Su bendini altındaki Elma ağacının altına geniş bir çul sermişti Nurşen Hanım. “Buyur” edip önce büyük babaanneyi oturttular. Burası ırmağın kıyısına kadar Hacı Baba’nın arazisiydı.

Çocuklar, arabanın bagajındaki yiyecek poşetlerinin boşaltılmasına yardım ettiler. Onları elma ağacının altına taşıdılar.

Batı yönünden gelen su bendi, koca tarlayı uzunlamasına ikiye bölüp, geçip gidiyordu doğuya doğru. Harkta su çok azdı. Irmak kıyısında arazisi olan her köy, ırmağın önünü bağlayıp arazisini sulamak için böyle su bentleri oluşturuyordu. Yazın sıcak günlerinde de, ırmakta bir damla su kalmıyordu bu nedenle.

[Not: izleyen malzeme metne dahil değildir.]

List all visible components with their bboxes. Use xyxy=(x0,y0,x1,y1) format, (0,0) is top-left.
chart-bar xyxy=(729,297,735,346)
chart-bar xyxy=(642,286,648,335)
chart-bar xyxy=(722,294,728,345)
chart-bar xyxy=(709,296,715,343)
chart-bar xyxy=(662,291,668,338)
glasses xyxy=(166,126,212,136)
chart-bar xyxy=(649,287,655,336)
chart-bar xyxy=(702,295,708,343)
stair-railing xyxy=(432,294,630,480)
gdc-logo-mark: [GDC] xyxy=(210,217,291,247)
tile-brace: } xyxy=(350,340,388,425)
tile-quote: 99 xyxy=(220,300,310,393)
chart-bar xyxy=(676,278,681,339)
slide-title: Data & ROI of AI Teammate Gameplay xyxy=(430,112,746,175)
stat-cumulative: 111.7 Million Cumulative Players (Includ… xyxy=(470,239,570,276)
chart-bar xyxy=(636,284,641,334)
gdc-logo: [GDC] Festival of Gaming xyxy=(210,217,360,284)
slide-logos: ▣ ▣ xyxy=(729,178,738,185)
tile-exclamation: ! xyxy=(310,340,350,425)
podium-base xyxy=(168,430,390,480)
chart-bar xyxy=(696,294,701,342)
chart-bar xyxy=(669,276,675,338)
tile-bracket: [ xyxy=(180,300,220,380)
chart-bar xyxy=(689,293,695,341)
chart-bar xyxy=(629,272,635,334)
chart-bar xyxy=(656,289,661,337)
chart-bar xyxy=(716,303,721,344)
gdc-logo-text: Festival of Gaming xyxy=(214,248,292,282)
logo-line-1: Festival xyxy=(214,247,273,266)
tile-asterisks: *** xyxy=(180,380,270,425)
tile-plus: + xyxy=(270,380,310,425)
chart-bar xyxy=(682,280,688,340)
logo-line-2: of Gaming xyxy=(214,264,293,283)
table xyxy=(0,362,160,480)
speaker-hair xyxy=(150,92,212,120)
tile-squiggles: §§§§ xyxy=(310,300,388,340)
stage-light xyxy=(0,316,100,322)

Tarlanın tüm kıyıları elma armut, kaysı, vişne, dut vb. ağaçlarıyla doluydu. En çok da farklı türlerde elma ağaçları vardı. Onlarca meyve ağacı sıralanmıştı sınırlarda. Bunlar hep Hacı Baba’nın eseriydi. Sağlığında, gözü gibi bakardı bu meyve ağaçlarına. Her hasat mevsiminde de salt kızlarının ve oğullarının değil; ayrı ev olmuş torunlarının bile kışlık yiyeceklerini ayrı ayrı torbalayarak gönderirdi kendilerine.

“Bakın yeğenim,” dedi, Abdulkadir. “Geldiğiniz yönde, sınırdaki kaysılar oldu. Onların tadına bir bakın. Şu poşete de olgunlarından doldurup getiriverin.”

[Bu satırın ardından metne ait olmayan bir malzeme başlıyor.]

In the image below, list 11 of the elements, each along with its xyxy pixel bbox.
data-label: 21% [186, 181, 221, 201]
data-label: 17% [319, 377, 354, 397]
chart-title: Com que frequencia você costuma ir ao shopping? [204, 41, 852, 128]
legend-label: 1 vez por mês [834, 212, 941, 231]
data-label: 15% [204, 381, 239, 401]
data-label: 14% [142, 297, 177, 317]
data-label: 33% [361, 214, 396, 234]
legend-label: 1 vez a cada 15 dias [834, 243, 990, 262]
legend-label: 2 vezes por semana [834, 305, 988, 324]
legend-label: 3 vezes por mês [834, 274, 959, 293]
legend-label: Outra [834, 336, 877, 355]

“Olur, dayı,” dediler. Poşeti Cemre aldı.

Yürüdüler kaysıdan yana.

“Ne yana baksam Hacı Baba’mı görüyorum sanki,” dedi, Cemre. “İki sene önce geldiğimizde elma hakkımızı ayırırken, ‘bunları Cemre kızıma veriyorum’ demişti. Elmaları arabamızın bagajına yerleştirirken fotoğraf bile çektirmiştik. O benim için unutulmaz bir anıdır.”

“Belki de şimdi ruhu bizimle birlikte geziyor, konuştuklarımızı duyuyordur.” dedi, Emre.

“Sen çok şanslısın Cemre,” dedi Özgün. “Geçen yıl Çorum’da olduğunuz için Hacı Baba’yı daha sık görüyordun mutlaka.”

“Doğru. Ama o hasta yatarken taşınmıştık Samsun’a. Arada bir geldikçe de uğruyorduk yanına. Çok seviniyordu bizi gördükçe.”

“Seni de çok seviyormuş,” dedi Özgün.

“O, hepimizi çok severdi. Sizleri de sık sık görmeyi arzu ederdi. ‘Ah şu gurbetlik olmasa’ derdi”

Kaysılar olmuş, olgunları dibine dökülmüştü. Dallarına uzanıp birer ikişer alıp tadına baktılar.